Iron ore

Iron ores are rocks and minerals from which metallic iron can be economically extracted. The ores are usually rich in iron oxides and vary in color from dark grey, bright yellow, or deep purple to rusty red. The iron is usually found in the form of magnetite (Fe
₃O
₄, 72.4% Fe), hematite (Fe
₂O
₃, 69.9% Fe), goethite (FeO(OH), 62.9% Fe), limonite (FeO(OH)·n(H₂O), 55% Fe), or siderite (FeCO₃, 48.2% Fe).

Ores containing very high quantities of hematite or magnetite (typically greater than about 60% iron) are known as natural ore or [direct shipping ore], and can be fed directly into iron-making blast furnaces. Iron ore is the raw material used to make pig iron, which is one of the primary raw materials to make steel — 98% of the mined iron ore is used to make steel. In 2011 the Financial Times quoted Christopher LaFemina, mining analyst at Barclays Capital, saying that iron ore is "more integral to the global economy than any other commodity, except perhaps oil".

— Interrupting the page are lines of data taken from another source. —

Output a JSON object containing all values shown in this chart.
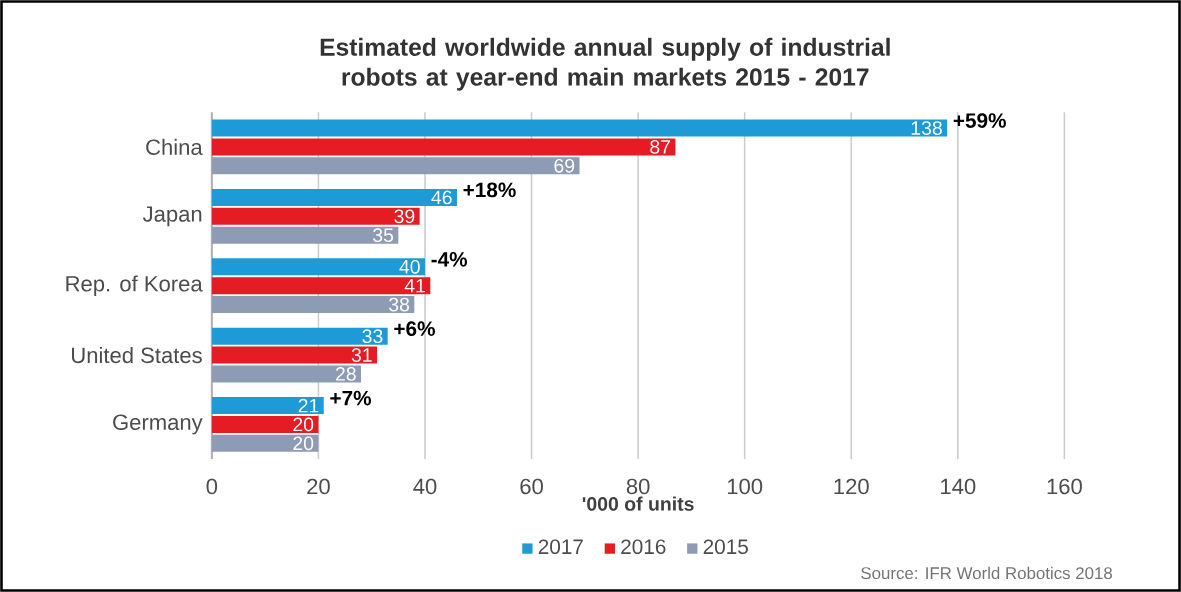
{
  "chart_data": {
    "type": "bar",
    "orientation": "horizontal",
    "title": "Estimated worldwide annual supply of industrial robots at year-end main markets 2015 - 2017",
    "xlabel": "'000 of units",
    "categories": [
      "China",
      "Japan",
      "Rep. of Korea",
      "United States",
      "Germany"
    ],
    "series": [
      {
        "name": "2017",
        "color": "#1e9bd7",
        "values": [
          138,
          46,
          40,
          33,
          21
        ]
      },
      {
        "name": "2016",
        "color": "#e51c23",
        "values": [
          87,
          39,
          41,
          31,
          20
        ]
      },
      {
        "name": "2015",
        "color": "#8d9bb5",
        "values": [
          69,
          35,
          38,
          28,
          20
        ]
      }
    ],
    "xlim": [
      0,
      160
    ],
    "xticks": [
      0,
      20,
      40,
      60,
      80,
      100,
      120,
      140,
      160
    ],
    "grid": "x",
    "legend": "bottom",
    "data_labels": true,
    "annotations": [
      "+59%",
      "+18%",
      "-4%",
      "+6%",
      "+7%",
      "Source: IFR World Robotics 2018"
    ]
  }
}
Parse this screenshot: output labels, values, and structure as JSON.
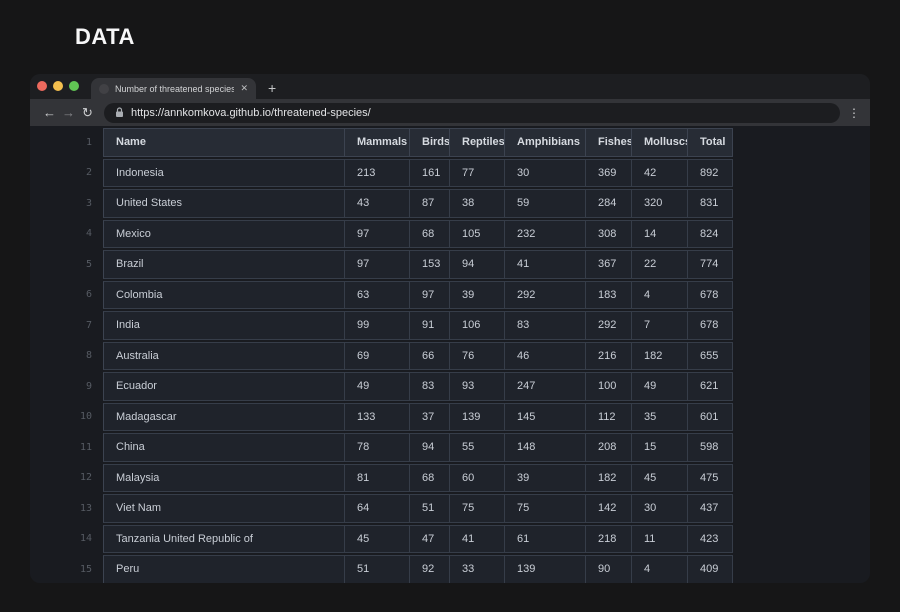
{
  "page_title": "DATA",
  "browser": {
    "tab_title": "Number of threatened species",
    "close_label": "✕",
    "new_tab_label": "+",
    "back_icon": "←",
    "forward_icon": "→",
    "reload_icon": "↻",
    "menu_icon": "⋮",
    "url": "https://annkomkova.github.io/threatened-species/"
  },
  "colors": {
    "traffic_red": "#ed6a5e",
    "traffic_yellow": "#f4bf4e",
    "traffic_green": "#61c554",
    "header_cell_bg": "#272c35",
    "data_cell_bg": "#1f232b"
  },
  "table": {
    "header_line": "1",
    "columns": [
      "Name",
      "Mammals",
      "Birds",
      "Reptiles",
      "Amphibians",
      "Fishes",
      "Molluscs",
      "Total"
    ],
    "rows": [
      {
        "line": "2",
        "name": "Indonesia",
        "values": [
          213,
          161,
          77,
          30,
          369,
          42,
          892
        ]
      },
      {
        "line": "3",
        "name": "United States",
        "values": [
          43,
          87,
          38,
          59,
          284,
          320,
          831
        ]
      },
      {
        "line": "4",
        "name": "Mexico",
        "values": [
          97,
          68,
          105,
          232,
          308,
          14,
          824
        ]
      },
      {
        "line": "5",
        "name": "Brazil",
        "values": [
          97,
          153,
          94,
          41,
          367,
          22,
          774
        ]
      },
      {
        "line": "6",
        "name": "Colombia",
        "values": [
          63,
          97,
          39,
          292,
          183,
          4,
          678
        ]
      },
      {
        "line": "7",
        "name": "India",
        "values": [
          99,
          91,
          106,
          83,
          292,
          7,
          678
        ]
      },
      {
        "line": "8",
        "name": "Australia",
        "values": [
          69,
          66,
          76,
          46,
          216,
          182,
          655
        ]
      },
      {
        "line": "9",
        "name": "Ecuador",
        "values": [
          49,
          83,
          93,
          247,
          100,
          49,
          621
        ]
      },
      {
        "line": "10",
        "name": "Madagascar",
        "values": [
          133,
          37,
          139,
          145,
          112,
          35,
          601
        ]
      },
      {
        "line": "11",
        "name": "China",
        "values": [
          78,
          94,
          55,
          148,
          208,
          15,
          598
        ]
      },
      {
        "line": "12",
        "name": "Malaysia",
        "values": [
          81,
          68,
          60,
          39,
          182,
          45,
          475
        ]
      },
      {
        "line": "13",
        "name": "Viet Nam",
        "values": [
          64,
          51,
          75,
          75,
          142,
          30,
          437
        ]
      },
      {
        "line": "14",
        "name": "Tanzania United Republic of",
        "values": [
          45,
          47,
          41,
          61,
          218,
          11,
          423
        ]
      },
      {
        "line": "15",
        "name": "Peru",
        "values": [
          51,
          92,
          33,
          139,
          90,
          4,
          409
        ]
      }
    ]
  }
}
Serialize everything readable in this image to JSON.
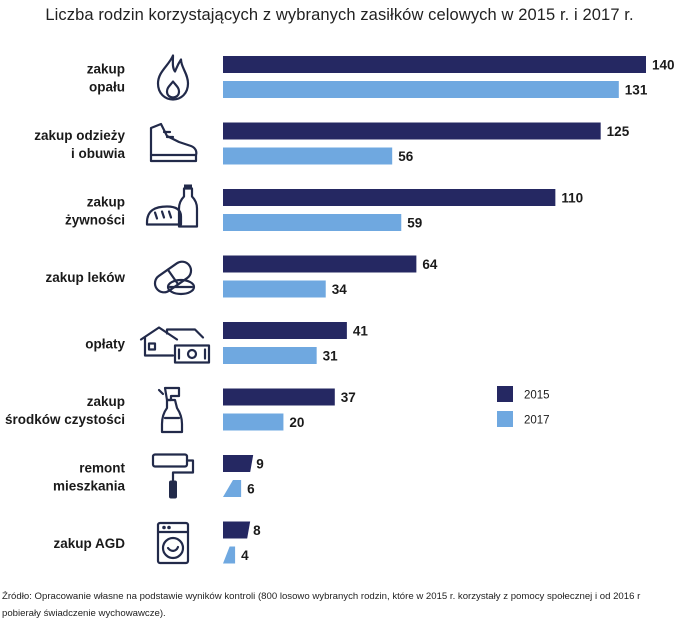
{
  "chart_data": {
    "type": "bar",
    "orientation": "horizontal",
    "title": "Liczba  rodzin  korzystających  z wybranych  zasiłków  celowych  w 2015 r. i 2017 r.",
    "categories": [
      {
        "lines": [
          "zakup",
          "opału"
        ],
        "icon": "flame-icon"
      },
      {
        "lines": [
          "zakup odzieży",
          "i obuwia"
        ],
        "icon": "shoe-icon"
      },
      {
        "lines": [
          "zakup",
          "żywności"
        ],
        "icon": "bread-bottle-icon"
      },
      {
        "lines": [
          "zakup leków"
        ],
        "icon": "pill-icon"
      },
      {
        "lines": [
          "opłaty"
        ],
        "icon": "house-money-icon"
      },
      {
        "lines": [
          "zakup",
          "środków czystości"
        ],
        "icon": "spray-bottle-icon"
      },
      {
        "lines": [
          "remont",
          "mieszkania"
        ],
        "icon": "paint-roller-icon"
      },
      {
        "lines": [
          "zakup AGD"
        ],
        "icon": "washing-machine-icon"
      }
    ],
    "series": [
      {
        "name": "2015",
        "color": "#252862",
        "values": [
          140,
          125,
          110,
          64,
          41,
          37,
          9,
          8
        ]
      },
      {
        "name": "2017",
        "color": "#6fa8e0",
        "values": [
          131,
          56,
          59,
          34,
          31,
          20,
          6,
          4
        ]
      }
    ],
    "xlim": [
      0,
      140
    ],
    "grid": false,
    "legend_position": "right-middle"
  },
  "source": "Źródło: Opracowanie  własne na podstawie wyników kontroli (800 losowo wybranych  rodzin, które w 2015 r. korzystały z pomocy społecznej i od 2016 r pobierały świadczenie wychowawcze)."
}
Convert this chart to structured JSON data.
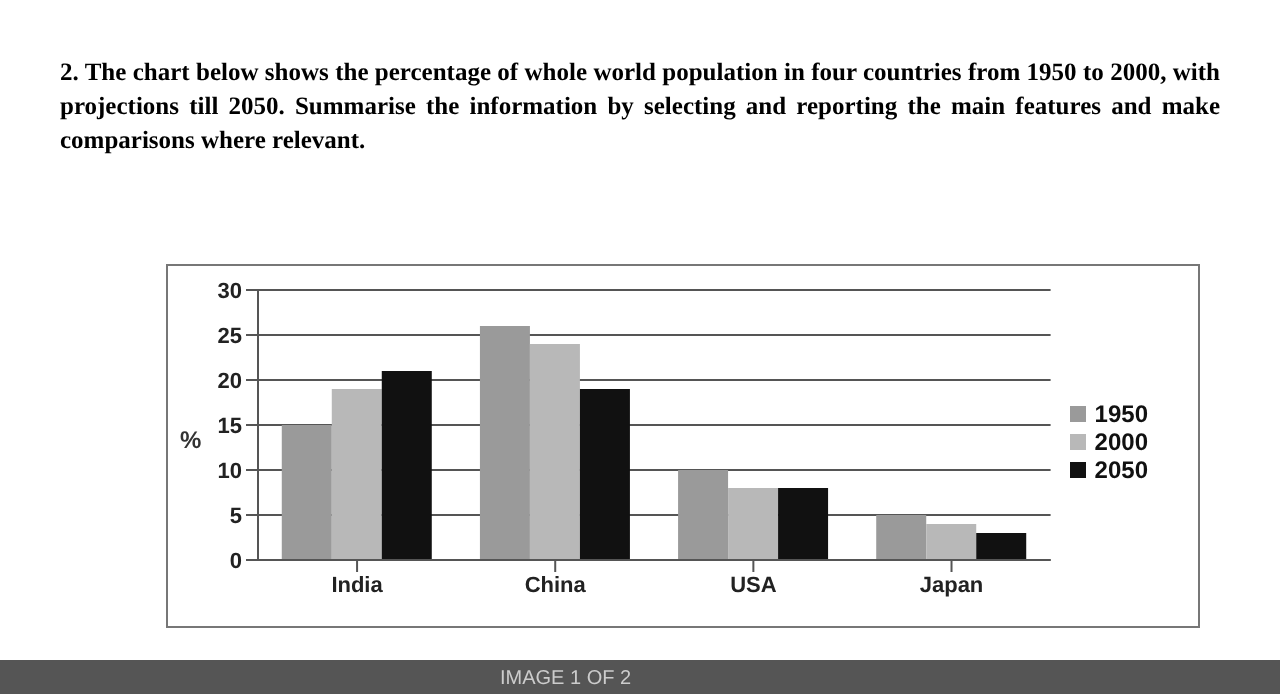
{
  "chart_data": {
    "type": "bar",
    "title": "2. The chart below shows the percentage of whole world population in four countries from 1950 to 2000, with projections till 2050. Summarise the information by selecting and reporting the main features and make comparisons where relevant.",
    "ylabel": "%",
    "categories": [
      "India",
      "China",
      "USA",
      "Japan"
    ],
    "series": [
      {
        "name": "1950",
        "color": "#9a9a9a",
        "values": [
          15,
          26,
          10,
          5
        ]
      },
      {
        "name": "2000",
        "color": "#b8b8b8",
        "values": [
          19,
          24,
          8,
          4
        ]
      },
      {
        "name": "2050",
        "color": "#111111",
        "values": [
          21,
          19,
          8,
          3
        ]
      }
    ],
    "ylim": [
      0,
      30
    ],
    "yticks": [
      0,
      5,
      10,
      15,
      20,
      25,
      30
    ],
    "grid": "y",
    "legend": "right",
    "annotations": [
      "IMAGE 1 OF 2"
    ]
  }
}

Elemental iron is virtually absent on the Earth's surface except as iron-nickel alloys from meteorites and sporadic forms of deep mantle xenoliths. Although iron is the fourth most abundant element in Earth's crust, composing about 5% by weight, the vast majority is bound in silicate or, more rarely, carbonate minerals, and smelting pure iron from these minerals would require a prohibitive amount of energy. Therefore, all sources of iron used by human industry exploit comparatively rarer iron oxide minerals, primarily hematite.

Prehistoric societies used laterite as a source of iron ore. Before the industrial revolution, most iron was obtained from widely available goethite or bog ore, for example, during the American Revolution and the Napoleonic Wars. Historically, much of the iron ore utilized by industrialized societies has been mined from predominantly hematite deposits with grades of around 70% Fe. These deposits are commonly referred to as "direct shipping ores" or "natural ores". Increasing iron ore demand, coupled with the depletion of high-grade hematite ores in the United States, led after World War II to the development of lower-grade iron ore sources, principally the use of magnetite and taconite.

Iron ore mining methods vary by the type of ore being mined. There are four main types of iron ore deposits worked currently, depending on the mineralogy and geology of the ore deposits. These are magnetite, titanomagnetite, hematite, and pisolitic ironstone deposits.

The origin of iron can be ultimately traced to its formation through nuclear fusion in stars. Most of the iron is thought to have originated in dying stars that are large enough to explode as supernovae. The Earth's core is thought to consist mainly of iron, but this is inaccessible from the surface. Some iron meteorites are thought to have originated from asteroids 1,000 km (620 mi) in diameter or larger.

Banded iron formations (BIFs) are sedimentary rocks containing more than 15% iron composed predominantly of thinly-bedded iron minerals and silica (as quartz). Banded iron formations occur exclusively in Precambrian rocks, and are commonly weakly-to-intensely metamorphosed. Banded iron formations may contain iron in carbonates (siderite or ankerite) or silicates (minnesotaite, greenalite, or grunerite), but in those mined as iron ores, oxides (magnetite or hematite) are the principal iron mineral. Banded iron formations are known as taconite within North America.

The mining involves moving tremendous amounts of ore and waste. The waste comes in two forms: non-ore bedrock in the mine (overburden or interburden locally known as mullock), and unwanted minerals, which are an intrinsic part of the ore rock itself (gangue). The mullock is mined and piled in waste dumps, and the gangue is separated during the beneficiation process and is removed as tailings. Taconite tailings are mostly the mineral quartz, which is chemically inert. This material is stored in large, regulated water settling ponds.